Il biondo che si stava asciugando i capelli si mise a ridere. Hannaway invece rimase immobile e, nei suoi occhi, comparve un’espressione che portò Leisha a indietreggiare. Lui la superò e uscì a precipizio.

— Ben fatto, Camden — disse il biondo. — Se lo meritava.

— Ma io parlavo sul serio — ribatté Leisha. — Lo aiuterò a studiare.

Il biondo abbassò l’asciugamano e la fissò. — È vero, eh? Parlavi proprio sul serio.

— Certo! Perché tutti continuano a metterlo in dubbio?

— Bene — disse il ragazzo, — Io non lo metto in dubbio. Potrai aiutare me se mi troverò nei pasticci. — Improvvisamente sorrise. — Ma non mi succederà.

— Perché no?

— Perché io sono bravo in tutto esattamente come te, Leisha Camden.

La ragazza lo esaminò. — Tu non sei uno di noi. Non sei un Insonne.

— Non ho bisogno di esserlo. So quello che sono in grado di fare. Fare, essere, creare, commerciare.

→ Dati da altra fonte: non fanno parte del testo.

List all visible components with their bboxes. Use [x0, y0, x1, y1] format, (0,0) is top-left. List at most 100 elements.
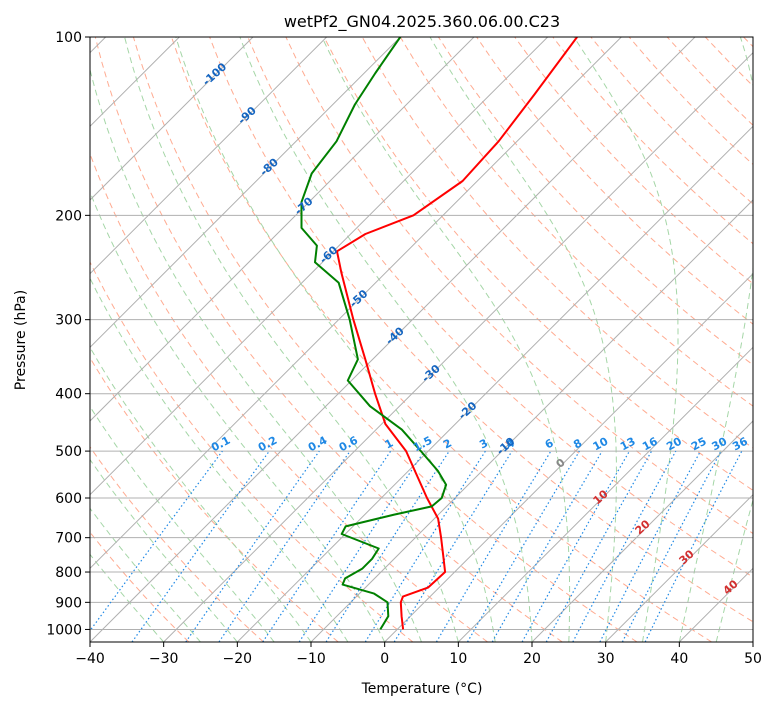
- y-tick-label: 100: [55, 30, 82, 46]
- mixing-ratio-line: [644, 450, 743, 642]
- mixing-ratio-line: [599, 450, 702, 642]
- isotherm-line: [531, 420, 753, 642]
- mixing-ratio-label: 25: [689, 435, 709, 454]
- isotherm-label: -90: [235, 104, 259, 127]
- isotherm-label: -60: [317, 243, 341, 266]
- isotherm-line: [236, 125, 753, 642]
- moist-adiabat-line: [429, 37, 617, 642]
- mixing-ratio-label: 30: [710, 435, 730, 454]
- moist-adiabat-line: [573, 37, 679, 642]
- moist-adiabat-line: [90, 346, 312, 642]
- mixing-ratio-label: 10: [591, 435, 611, 454]
- mixing-ratio-line: [218, 450, 351, 642]
- isotherm-line: [752, 641, 753, 642]
- isotherm-label: -80: [257, 155, 281, 178]
- dry-adiabat-line: [514, 37, 753, 285]
- moist-adiabat-line: [90, 405, 275, 642]
- mixing-ratio-label: 36: [730, 435, 750, 454]
- mixing-ratio-line: [298, 450, 425, 642]
- isotherm-label: -70: [292, 194, 316, 217]
- plot-frame: [89, 36, 754, 643]
- moist-adiabat-line: [90, 458, 238, 642]
- moist-adiabat-line: [90, 67, 422, 642]
- axes: −40 −30 −20 −10 0 10 20 30 40 5010009008007006005…: [46, 30, 762, 667]
- mixing-ratio-line: [393, 450, 513, 642]
- y-tick-label: 600: [55, 491, 82, 507]
- isotherm-label-lower: 10: [591, 487, 611, 507]
- dry-adiabat-line: [209, 37, 753, 623]
- mixing-ratio-line: [185, 450, 320, 642]
- isotherm-line: [310, 199, 753, 642]
- isotherm-line: [457, 346, 753, 642]
- moist-adiabat-line: [90, 190, 386, 642]
- dry-adiabat-line: [323, 37, 753, 491]
- dry-adiabat-line: [437, 37, 753, 366]
- dry-adiabat-line: [94, 37, 563, 642]
- mixing-ratio-line: [466, 450, 580, 642]
- dewpoint-profile-line: [300, 37, 448, 630]
- mixing-ratio-line: [325, 450, 450, 642]
- y-tick-label: 400: [55, 387, 82, 403]
- isotherm-line: [90, 37, 475, 422]
- dry-adiabat-line: [743, 37, 753, 48]
- x-tick-label: −30: [149, 651, 179, 667]
- isotherm-label: -10: [494, 435, 518, 458]
- x-tick-label: −40: [75, 651, 105, 667]
- x-tick-label: 50: [744, 651, 762, 667]
- moist-adiabat-line: [715, 498, 753, 642]
- moist-adiabat-line: [90, 553, 165, 642]
- isotherm-line: [678, 567, 753, 642]
- mixing-ratio-label: 16: [640, 435, 660, 454]
- isotherm-label-lower: 40: [721, 577, 741, 597]
- y-tick-label: 1000: [46, 622, 82, 638]
- mixing-ratio-line: [90, 450, 223, 632]
- chart-title: wetPf2_GN04.2025.360.06.00.C23: [284, 12, 560, 32]
- mixing-ratio-line: [545, 450, 653, 642]
- y-tick-label: 200: [55, 208, 82, 224]
- x-tick-label: −20: [223, 651, 253, 667]
- y-tick-label: 300: [55, 313, 82, 329]
- profile-lines: [300, 37, 578, 630]
- isotherm-label: -20: [456, 399, 480, 422]
- isotherm-line: [90, 37, 401, 349]
- moist-adiabat-line: [175, 37, 496, 642]
- in-plot-labels: 0.1 0.2 0.4 0.6 1 1.5 2 3 4 6 8 10 13 16 20 25 30 36-100-…: [200, 60, 750, 597]
- dry-adiabat-line: [285, 37, 753, 535]
- mixing-ratio-line: [262, 450, 392, 642]
- isotherm-label-lower: 30: [677, 547, 697, 567]
- background-lines: [90, 37, 753, 642]
- moist-adiabat-line: [678, 37, 753, 642]
- isotherm-line: [90, 37, 622, 570]
- dry-adiabat-line: [171, 37, 712, 642]
- mixing-ratio-line: [435, 450, 552, 642]
- dry-adiabat-line: [132, 37, 638, 642]
- mixing-ratio-line: [572, 450, 677, 642]
- y-tick-label: 800: [55, 565, 82, 581]
- dry-adiabat-line: [552, 37, 753, 245]
- x-tick-label: 10: [449, 651, 467, 667]
- mixing-ratio-line: [131, 450, 270, 642]
- dry-adiabat-line: [247, 37, 753, 578]
- isotherm-line: [90, 37, 254, 201]
- x-tick-label: 20: [523, 651, 541, 667]
- isotherm-line: [605, 493, 753, 642]
- mixing-ratio-line: [364, 450, 486, 642]
- moist-adiabat-line: [321, 37, 571, 642]
- isotherm-line: [90, 37, 328, 275]
- mixing-ratio-label: 2: [441, 436, 454, 451]
- moist-adiabat-line: [124, 37, 459, 642]
- isotherm-label: -40: [383, 324, 407, 347]
- mixing-ratio-line: [521, 450, 631, 642]
- y-tick-label: 500: [55, 444, 82, 460]
- isotherm-line: [384, 272, 753, 642]
- x-tick-label: 40: [670, 651, 688, 667]
- x-tick-label: 30: [597, 651, 615, 667]
- x-axis-title: Temperature (°C): [361, 681, 483, 697]
- y-tick-label: 900: [55, 595, 82, 611]
- mixing-ratio-lines: [90, 450, 743, 642]
- isotherm-label-lower: 0: [553, 456, 568, 471]
- dry-adiabat-line: [90, 260, 414, 642]
- moist-adiabat-line: [90, 507, 201, 642]
- dry-adiabat-line: [90, 152, 488, 642]
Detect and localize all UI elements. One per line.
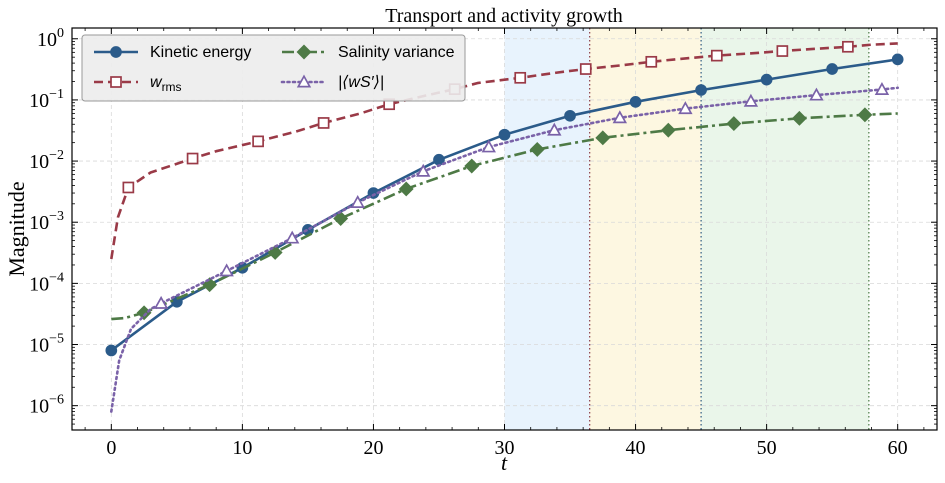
y-tick-label: 10−3 [29, 209, 64, 234]
data-point [105, 344, 118, 357]
series-4 [110, 82, 899, 413]
y-tick-label: 10−5 [29, 332, 64, 357]
data-point [612, 110, 628, 124]
data-point [398, 181, 414, 197]
y-axis-label: Magnitude [4, 181, 29, 276]
data-point [219, 263, 234, 277]
y-tick-label: 10−2 [29, 148, 64, 173]
data-point [726, 116, 742, 132]
data-point [891, 53, 904, 66]
data-point [317, 117, 330, 129]
shaded-region-1 [504, 28, 590, 430]
data-point [629, 95, 642, 108]
x-tick-label: 10 [232, 437, 252, 459]
data-point [498, 128, 511, 141]
data-point [809, 87, 824, 101]
data-point [857, 107, 873, 123]
data-point [874, 82, 890, 95]
legend-label: |⟨wS′⟩| [338, 74, 384, 91]
legend-label: wrms [150, 74, 182, 94]
data-point [760, 73, 773, 86]
legend-entry: |⟨wS′⟩| [280, 74, 384, 91]
x-tick-label: 30 [495, 437, 515, 459]
series-layer [105, 28, 904, 430]
legend-box [81, 34, 466, 102]
series-line [110, 42, 898, 260]
data-point [695, 84, 707, 96]
x-tick-label: 60 [888, 437, 908, 459]
x-axis-label: t [501, 450, 508, 475]
x-tick-label: 40 [626, 437, 646, 459]
data-point [579, 63, 592, 75]
axes: 0 10 20 30 40 50 60 10−6 10−5 10−4 10−3 10−2 10−1 100 [29, 26, 937, 459]
series-2 [110, 40, 898, 260]
data-point [776, 45, 789, 57]
legend-marker [296, 74, 312, 88]
data-point [842, 40, 854, 53]
data-point [678, 101, 693, 115]
data-point [595, 130, 611, 146]
x-tick-label: 50 [757, 437, 777, 459]
data-point [710, 49, 723, 62]
shaded-region-3 [701, 28, 869, 430]
legend-marker [296, 44, 312, 60]
y-tick-label: 10−4 [29, 270, 64, 295]
plot-background [504, 28, 869, 430]
data-point [333, 211, 349, 226]
shaded-region-2 [589, 28, 702, 430]
data-point [514, 71, 527, 84]
data-point [645, 55, 658, 68]
legend-marker [110, 76, 122, 88]
data-point [252, 135, 264, 148]
data-point [547, 122, 562, 136]
data-point [564, 109, 576, 122]
data-point [416, 163, 431, 177]
legend-marker [110, 46, 122, 58]
data-point [186, 152, 199, 165]
data-point [481, 139, 496, 153]
data-point [284, 230, 300, 244]
y-tick-label: 10−1 [29, 87, 64, 112]
series-1 [105, 53, 904, 357]
data-point [153, 295, 169, 309]
x-tick-label: 0 [106, 437, 116, 459]
series-3 [111, 107, 898, 321]
x-tick-label: 20 [363, 437, 383, 459]
data-point [791, 110, 807, 126]
legend-entry: Kinetic energy [94, 44, 251, 61]
data-point [826, 63, 839, 75]
y-tick-label: 10−6 [29, 393, 64, 418]
data-point [136, 305, 152, 321]
legend-entry: Salinity variance [282, 44, 455, 61]
data-point [464, 158, 480, 174]
data-point [529, 141, 545, 157]
data-point [122, 181, 135, 194]
chart-title: Transport and activity growth [385, 5, 623, 27]
data-point [743, 93, 759, 107]
data-point [350, 195, 365, 208]
legend-label: Salinity variance [338, 44, 455, 61]
y-tick-label: 100 [37, 26, 64, 51]
legend: Kinetic energy Salinity variance wrms |⟨wS′… [81, 34, 466, 102]
data-point [202, 277, 218, 293]
legend-label: Kinetic energy [150, 44, 251, 61]
legend-entry: wrms [94, 74, 182, 94]
data-point [660, 122, 676, 138]
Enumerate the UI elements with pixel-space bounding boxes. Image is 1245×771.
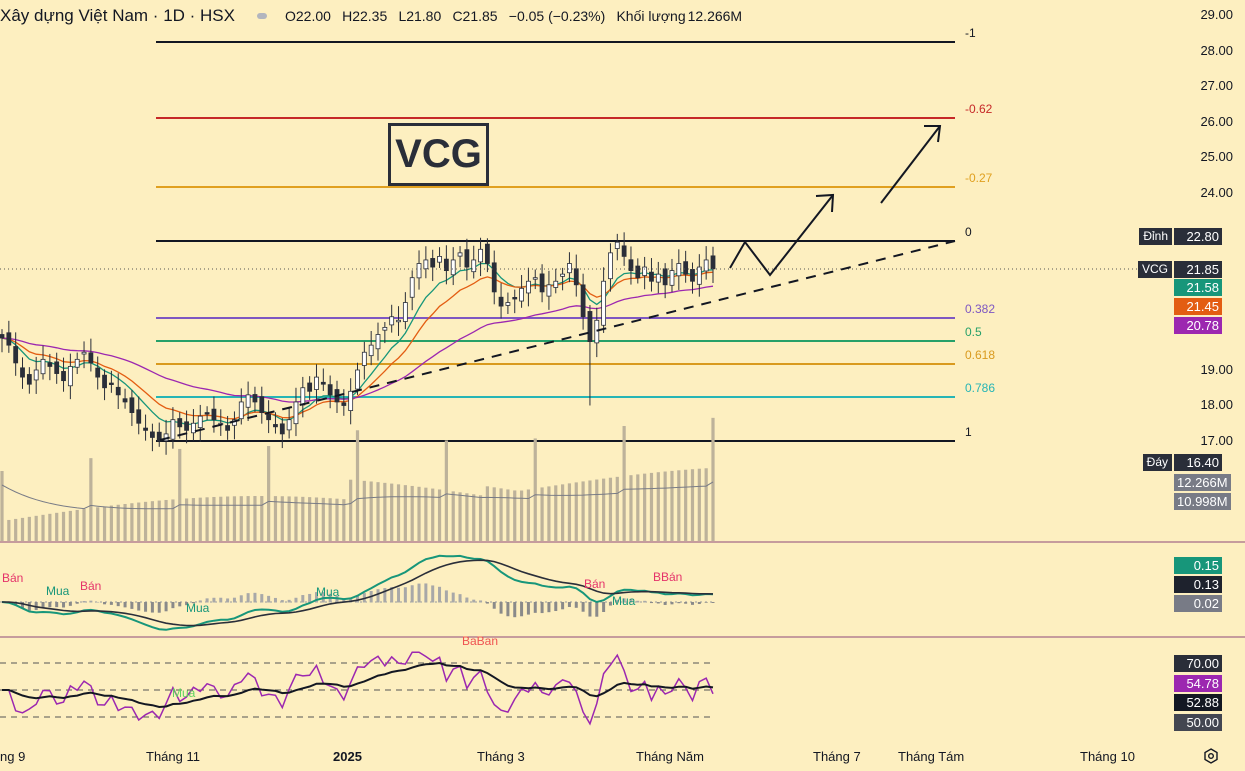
time-tick-label: Tháng 3 bbox=[477, 749, 525, 764]
time-tick-label: Tháng 7 bbox=[813, 749, 861, 764]
signal-label: Bán bbox=[584, 577, 606, 591]
price-tag-name: Đỉnh bbox=[1139, 228, 1172, 245]
signal-label: Mua bbox=[186, 601, 210, 615]
price-tag-name: VCG bbox=[1137, 261, 1172, 278]
time-tick-label: Tháng 11 bbox=[146, 749, 200, 764]
fib-level-label: 0 bbox=[965, 225, 972, 239]
time-tick-label: ng 9 bbox=[0, 749, 26, 764]
fibonacci-levels[interactable] bbox=[156, 41, 955, 442]
price-tick-label: 27.00 bbox=[1200, 78, 1233, 93]
signal-label: Mua bbox=[172, 686, 196, 700]
change-value: −0.05 (−0.23%) bbox=[508, 7, 606, 24]
fib-level-label: 0.5 bbox=[965, 325, 982, 339]
ticker-annotation-text: VCG bbox=[395, 132, 482, 176]
price-tag: 0.15 bbox=[1174, 557, 1222, 574]
price-tag-name: Đáy bbox=[1142, 454, 1172, 471]
price-tag: 21.85 bbox=[1174, 261, 1222, 278]
signal-label: Mua bbox=[46, 584, 70, 598]
signal-label: BBán bbox=[653, 570, 683, 584]
price-tick-label: 18.00 bbox=[1200, 397, 1233, 412]
fib-level-label: 0.786 bbox=[965, 381, 996, 395]
price-tag: 0.13 bbox=[1174, 576, 1222, 593]
price-tick-label: 28.00 bbox=[1200, 43, 1233, 58]
fib-level-label: 0.618 bbox=[965, 348, 996, 362]
price-tick-label: 26.00 bbox=[1200, 114, 1233, 129]
price-tag: 10.998M bbox=[1174, 493, 1231, 510]
price-tick-label: 19.00 bbox=[1200, 362, 1233, 377]
symbol-title[interactable]: Xây dựng Việt Nam · 1D · HSX bbox=[0, 6, 235, 25]
price-tag: 21.45 bbox=[1174, 298, 1222, 315]
time-tick-label: Tháng Tám bbox=[898, 749, 965, 764]
projection-arrowhead-2 bbox=[924, 125, 942, 143]
signal-label: BaBan bbox=[462, 634, 499, 648]
price-tick-label: 24.00 bbox=[1200, 185, 1233, 200]
price-tag: 50.00 bbox=[1174, 714, 1222, 731]
price-tag: 70.00 bbox=[1174, 655, 1222, 672]
fib-level-label: 1 bbox=[965, 425, 972, 439]
volume-value: 12.266M bbox=[687, 7, 743, 24]
signal-label: Bán bbox=[2, 571, 24, 585]
price-tag: 16.40 bbox=[1174, 454, 1222, 471]
signal-label: Mua bbox=[612, 594, 636, 608]
collapse-toggle-icon[interactable] bbox=[257, 13, 267, 19]
candlesticks bbox=[0, 232, 716, 455]
high-value: H22.35 bbox=[342, 7, 388, 24]
projection-arrowhead-1 bbox=[815, 193, 835, 213]
projection-path-2[interactable] bbox=[880, 125, 941, 204]
rsi-pane bbox=[0, 651, 714, 726]
time-tick-label: Tháng Năm bbox=[636, 749, 704, 764]
projection-path[interactable] bbox=[729, 194, 834, 277]
time-tick-label: Tháng 10 bbox=[1080, 749, 1135, 764]
price-tag: 0.02 bbox=[1174, 595, 1222, 612]
price-tick-label: 25.00 bbox=[1200, 149, 1233, 164]
price-tick-label: 29.00 bbox=[1200, 7, 1233, 22]
settings-gear-icon[interactable] bbox=[1203, 748, 1219, 764]
time-tick-label: 2025 bbox=[333, 749, 362, 764]
fib-level-label: -0.62 bbox=[965, 102, 993, 116]
fib-level-label: 0.382 bbox=[965, 302, 996, 316]
volume-bars bbox=[0, 417, 715, 541]
volume-label: Khối lượng bbox=[616, 7, 686, 24]
signal-label: Mua bbox=[316, 585, 340, 599]
price-tag: 21.58 bbox=[1174, 279, 1222, 296]
fib-level-label: -0.27 bbox=[965, 171, 993, 185]
price-tag: 12.266M bbox=[1174, 474, 1231, 491]
moving-averages bbox=[1, 262, 714, 425]
ohlc-values: O22.00 H22.35 L21.80 C21.85 −0.05 (−0.23… bbox=[285, 8, 749, 25]
price-tag: 20.78 bbox=[1174, 317, 1222, 334]
macd-pane bbox=[0, 554, 715, 631]
close-value: C21.85 bbox=[452, 7, 498, 24]
price-tag: 52.88 bbox=[1174, 694, 1222, 711]
low-value: L21.80 bbox=[398, 7, 442, 24]
chart-header: Xây dựng Việt Nam · 1D · HSX O22.00 H22.… bbox=[0, 5, 749, 27]
signal-label: Bán bbox=[80, 579, 102, 593]
price-tag: 22.80 bbox=[1174, 228, 1222, 245]
open-value: O22.00 bbox=[285, 7, 331, 24]
price-tick-label: 17.00 bbox=[1200, 433, 1233, 448]
ticker-annotation-box[interactable]: VCG bbox=[388, 123, 489, 186]
fib-level-label: -1 bbox=[965, 26, 976, 40]
price-tag: 54.78 bbox=[1174, 675, 1222, 692]
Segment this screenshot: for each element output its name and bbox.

Lei disse entusiasta: — Sei uno yagaista!

— Ovviamente. — Lui le porse la mano. — Stewart Sutter. Che ne dici di un fishburger nello Yard?

— Fantastico — rispose Leisha. Uscirono insieme, parlando in modo eccitato, Quando le persone la fissavano lei cercava di non notarlo. Si trovava lì. Ad Harvard. Con tanto spazio davanti a sé, tempo, per imparare e per stare con gente come Stewart Sutter che l’accettava e la sfidava.

Durante tutte le ore in cui lui era sveglio.

Fu completamente assorbita dagli studi. Roger Camden l’andò a trovare una volta, passeggiò nel campus insieme con lei, ascoltandola, sorridendo. L’uomo si sentiva più a proprio agio di quanto Leisha non si fosse aspettata: conosceva il padre di Stewart Sutter e il nonno di Kate Addams. Parlarono di Harvard, affari, Harvard, l’Istituto Economico Yagai, Harvard. — Come sta Alice? — chiese una volta Leisha, ma Camden le rispose che non lo sapeva; aveva traslocato e non lo voleva vedere. Lui le aveva fissato una rendita tramite il proprio avvocato. Mentre diceva quelle cose il suo volto rimase sereno.